Compositional data arise when count observations are normalised into proportions adding up to unity. To allow use of standard statistical methods, compositional proportions can be mapped from the simplex into the Euclidean space through the isometric log-ratio (ilr) transformation. When the counts follow a multinomial distribution with fixed class-specific probabilities, the distribution of the ensuing ilr coordinates has been shown to be asymptotically multivariate normal. We here derive an asymptotic normal approximation to the distribution of the ilr coordinates when the counts show overdispersion under the Dirichlet-multinomial mixture model. Using a simulation study, we then investigate the practical applicability of the approximation against the empirical distribution of the ilr coordinates under varying levels of extra-multinomial variation and the total count.
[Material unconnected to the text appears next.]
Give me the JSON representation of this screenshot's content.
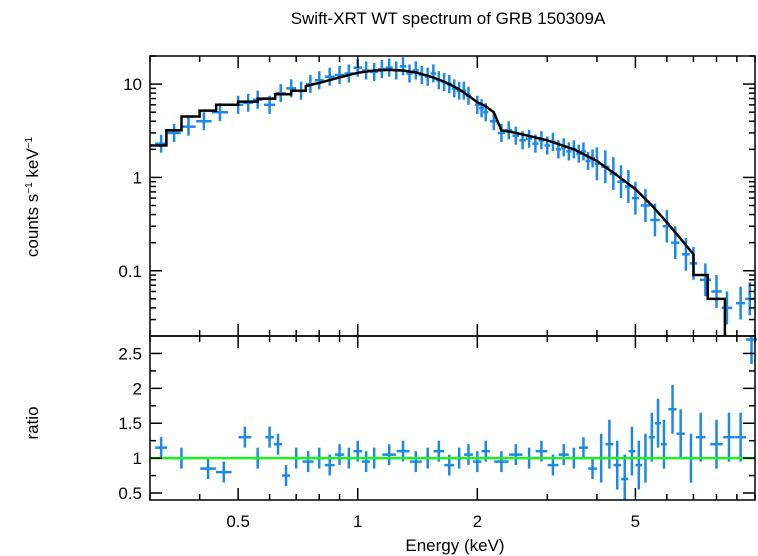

The approximation works well, except with a small total count or high amount of overdispersion. These empirical results remain even under population-level heterogeneity in the total count. Our work is motivated by microbiome data, which often exhibit considerable extra-multinomial variation and are increasingly treated as compositional through scaling taxon-specific counts into proportions. We conclude that if the analysis of empirical data relies on normality of the ilr coordinates, it may be advisable to choose a taxonomic level where counts are less sparse so that the distribution of taxon-specific class probabilities remains unimodal.